2018 non-fiction book

The Radical in Ambedkar: Critical Reflections is a 2018 non-fiction book edited by Suraj Yengde and Anand Teltumbde, published by Penguin Random House India. It is a collection of essays examining B. R. Ambedkar’s radical philosophy and contributions to the Dalit movement and social justice in India. The book analyzes Ambedkar’s critique of caste oppression through his 1936 work Annihilation of Caste and connects his ideas to global resistance movements.

== Summary ==
The book is a collection of essays exploring B. R. Ambedkar’s contributions to India’s social justice movements. It focuses on his critique of caste oppression in his 1936 text Annihilation of Caste, analyzing three key moments in its development. The essays highlight Ambedkar’s roles as a philosopher, activist, and jurist, and his work as the architect of the Indian Constitution. It draws parallels between Ambedkar’s anti-caste activism and global movements, such as the African-American struggle for racial equality, and critiques privileged perspectives in Ambedkar scholarship that may not fully reflect Dalit experiences.

== Development and release ==
The Radical in Ambedkar: Critical Reflections was edited by Suraj Yengde, a Dalit scholar, and Anand Teltumbde, a civil rights activist and academic. Published by Penguin Random House India in 2018, the book aims to reframe Ambedkar’s legacy by connecting his ideas to global resistance movements.

== Critical reception ==
The book was praised for its scholarly analysis.

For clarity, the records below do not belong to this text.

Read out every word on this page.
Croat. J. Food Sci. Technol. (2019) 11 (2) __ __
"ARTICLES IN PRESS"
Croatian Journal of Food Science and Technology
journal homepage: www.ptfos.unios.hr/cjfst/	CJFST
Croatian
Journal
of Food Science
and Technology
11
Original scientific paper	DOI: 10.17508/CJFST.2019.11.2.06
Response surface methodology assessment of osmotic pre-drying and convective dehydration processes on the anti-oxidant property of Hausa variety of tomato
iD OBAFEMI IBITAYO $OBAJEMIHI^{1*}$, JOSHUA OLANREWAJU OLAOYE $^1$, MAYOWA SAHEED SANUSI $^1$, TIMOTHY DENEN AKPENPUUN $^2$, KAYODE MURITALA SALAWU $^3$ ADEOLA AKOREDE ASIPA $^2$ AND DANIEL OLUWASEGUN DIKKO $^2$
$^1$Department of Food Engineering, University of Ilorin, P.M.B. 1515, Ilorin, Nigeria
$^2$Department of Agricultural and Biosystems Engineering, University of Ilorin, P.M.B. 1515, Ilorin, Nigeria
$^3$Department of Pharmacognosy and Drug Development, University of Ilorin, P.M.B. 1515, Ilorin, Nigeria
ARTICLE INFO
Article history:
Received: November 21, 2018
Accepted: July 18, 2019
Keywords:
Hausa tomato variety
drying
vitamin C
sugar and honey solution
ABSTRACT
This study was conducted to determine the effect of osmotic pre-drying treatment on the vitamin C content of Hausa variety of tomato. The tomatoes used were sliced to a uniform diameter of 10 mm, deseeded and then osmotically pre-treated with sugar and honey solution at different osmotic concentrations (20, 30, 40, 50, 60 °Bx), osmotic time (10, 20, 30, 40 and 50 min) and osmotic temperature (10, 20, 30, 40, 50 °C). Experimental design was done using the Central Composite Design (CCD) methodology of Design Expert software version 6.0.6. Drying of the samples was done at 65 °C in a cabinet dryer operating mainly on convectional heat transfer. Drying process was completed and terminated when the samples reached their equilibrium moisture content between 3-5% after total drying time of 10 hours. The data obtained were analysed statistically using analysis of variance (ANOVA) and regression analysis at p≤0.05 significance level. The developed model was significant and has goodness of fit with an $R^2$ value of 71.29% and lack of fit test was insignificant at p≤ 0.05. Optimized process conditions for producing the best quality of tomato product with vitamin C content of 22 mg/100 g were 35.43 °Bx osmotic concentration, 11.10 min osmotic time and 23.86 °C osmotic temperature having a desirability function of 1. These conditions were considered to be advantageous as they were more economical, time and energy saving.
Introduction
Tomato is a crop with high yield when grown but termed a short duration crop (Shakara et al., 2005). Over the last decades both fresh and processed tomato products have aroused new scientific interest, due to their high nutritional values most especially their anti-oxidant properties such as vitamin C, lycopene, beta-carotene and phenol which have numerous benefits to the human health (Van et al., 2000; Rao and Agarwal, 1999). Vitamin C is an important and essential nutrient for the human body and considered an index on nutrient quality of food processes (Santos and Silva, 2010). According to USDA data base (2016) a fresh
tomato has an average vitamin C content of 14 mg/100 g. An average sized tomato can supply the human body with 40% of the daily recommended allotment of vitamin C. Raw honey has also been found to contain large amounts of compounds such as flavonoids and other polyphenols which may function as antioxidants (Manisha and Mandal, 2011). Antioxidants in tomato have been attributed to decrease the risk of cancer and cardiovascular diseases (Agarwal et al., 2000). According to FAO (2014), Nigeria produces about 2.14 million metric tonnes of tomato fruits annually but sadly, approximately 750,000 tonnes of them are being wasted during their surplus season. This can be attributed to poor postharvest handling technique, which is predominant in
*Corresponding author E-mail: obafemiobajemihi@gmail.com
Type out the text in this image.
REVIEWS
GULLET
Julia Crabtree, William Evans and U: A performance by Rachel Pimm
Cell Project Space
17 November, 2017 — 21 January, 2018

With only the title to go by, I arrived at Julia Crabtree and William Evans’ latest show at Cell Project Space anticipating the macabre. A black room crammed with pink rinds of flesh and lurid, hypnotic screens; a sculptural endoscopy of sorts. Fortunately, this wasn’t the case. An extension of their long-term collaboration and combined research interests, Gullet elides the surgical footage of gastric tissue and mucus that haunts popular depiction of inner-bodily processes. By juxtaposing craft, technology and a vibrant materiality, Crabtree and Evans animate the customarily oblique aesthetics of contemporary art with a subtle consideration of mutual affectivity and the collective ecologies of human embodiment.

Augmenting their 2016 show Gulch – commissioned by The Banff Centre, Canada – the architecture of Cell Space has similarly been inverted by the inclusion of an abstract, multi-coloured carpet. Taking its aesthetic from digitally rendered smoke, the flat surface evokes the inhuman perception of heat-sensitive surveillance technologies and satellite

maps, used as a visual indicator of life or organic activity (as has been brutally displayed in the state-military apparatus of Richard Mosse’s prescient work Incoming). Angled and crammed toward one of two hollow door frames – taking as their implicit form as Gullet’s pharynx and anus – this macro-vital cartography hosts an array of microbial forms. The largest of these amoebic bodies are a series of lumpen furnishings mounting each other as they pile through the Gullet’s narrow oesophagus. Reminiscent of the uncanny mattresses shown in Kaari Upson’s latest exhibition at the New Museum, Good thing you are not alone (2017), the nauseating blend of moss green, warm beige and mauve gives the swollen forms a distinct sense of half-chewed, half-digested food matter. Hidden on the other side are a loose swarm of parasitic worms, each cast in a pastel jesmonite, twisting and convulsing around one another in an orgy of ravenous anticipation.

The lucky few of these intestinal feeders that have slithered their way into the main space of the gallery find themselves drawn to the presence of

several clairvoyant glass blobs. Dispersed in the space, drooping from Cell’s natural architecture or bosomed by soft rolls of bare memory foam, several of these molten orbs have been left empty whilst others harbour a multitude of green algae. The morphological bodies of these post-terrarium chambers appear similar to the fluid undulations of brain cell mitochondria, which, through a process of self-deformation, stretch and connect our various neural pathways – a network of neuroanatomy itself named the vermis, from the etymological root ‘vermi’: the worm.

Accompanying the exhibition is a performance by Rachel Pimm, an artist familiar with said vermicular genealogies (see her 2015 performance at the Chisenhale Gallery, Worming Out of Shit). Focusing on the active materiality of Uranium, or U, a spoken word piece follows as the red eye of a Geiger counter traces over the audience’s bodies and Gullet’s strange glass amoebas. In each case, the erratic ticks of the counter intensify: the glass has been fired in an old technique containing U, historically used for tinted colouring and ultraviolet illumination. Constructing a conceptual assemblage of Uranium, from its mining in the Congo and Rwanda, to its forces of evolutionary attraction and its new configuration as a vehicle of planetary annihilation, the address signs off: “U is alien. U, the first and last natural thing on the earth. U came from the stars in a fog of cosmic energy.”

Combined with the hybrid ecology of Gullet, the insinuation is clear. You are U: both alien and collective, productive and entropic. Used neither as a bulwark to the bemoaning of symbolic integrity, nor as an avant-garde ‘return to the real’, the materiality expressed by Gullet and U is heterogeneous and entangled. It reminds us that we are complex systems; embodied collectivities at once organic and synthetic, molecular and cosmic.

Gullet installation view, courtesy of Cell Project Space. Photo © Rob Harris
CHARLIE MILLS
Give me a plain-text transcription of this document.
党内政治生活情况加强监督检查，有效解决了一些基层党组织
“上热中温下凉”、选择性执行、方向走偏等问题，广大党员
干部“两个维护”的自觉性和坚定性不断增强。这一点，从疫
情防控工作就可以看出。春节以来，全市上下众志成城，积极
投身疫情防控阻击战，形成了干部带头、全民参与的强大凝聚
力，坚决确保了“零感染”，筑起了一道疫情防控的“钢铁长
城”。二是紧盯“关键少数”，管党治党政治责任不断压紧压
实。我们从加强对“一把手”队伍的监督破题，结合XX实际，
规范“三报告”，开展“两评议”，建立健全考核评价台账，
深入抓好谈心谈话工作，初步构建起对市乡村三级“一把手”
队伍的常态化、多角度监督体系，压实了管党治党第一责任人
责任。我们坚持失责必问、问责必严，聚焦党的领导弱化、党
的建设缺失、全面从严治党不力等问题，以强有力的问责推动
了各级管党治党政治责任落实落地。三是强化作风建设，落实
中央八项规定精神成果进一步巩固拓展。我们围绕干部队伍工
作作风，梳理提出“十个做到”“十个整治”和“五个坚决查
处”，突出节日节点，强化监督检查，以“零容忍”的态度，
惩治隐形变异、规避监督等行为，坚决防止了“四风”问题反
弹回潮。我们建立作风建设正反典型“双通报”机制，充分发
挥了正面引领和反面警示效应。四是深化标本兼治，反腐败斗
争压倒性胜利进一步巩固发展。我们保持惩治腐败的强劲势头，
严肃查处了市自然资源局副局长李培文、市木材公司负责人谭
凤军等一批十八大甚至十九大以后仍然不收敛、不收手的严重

Yogesh Maitreya, in Firstpost, commended its effort to place Ambedkar’s work in the context of global resistance movements, such as the African-American struggle, but noted that some essays are limited by privileged perspectives that may not fully capture Dalit experiences. Financial Express highlighted the book’s analysis of Ambedkar’s diverse roles as a philosopher, activist, and jurist. Deccan Chronicle emphasized Ambedkar’s role as a powerful advocate for equality, noting the book’s focus on his contributions to India’s Constitution. Chinnaiah Jangam, in Economic and Political Weekly, praised the book for portraying Ambedkar as a philosopher who reshaped India’s social discourse. A York University publication appreciated the book’s focus on three key moments in Annihilation of Caste, though it suggested a need for more Dalit-centered perspectives.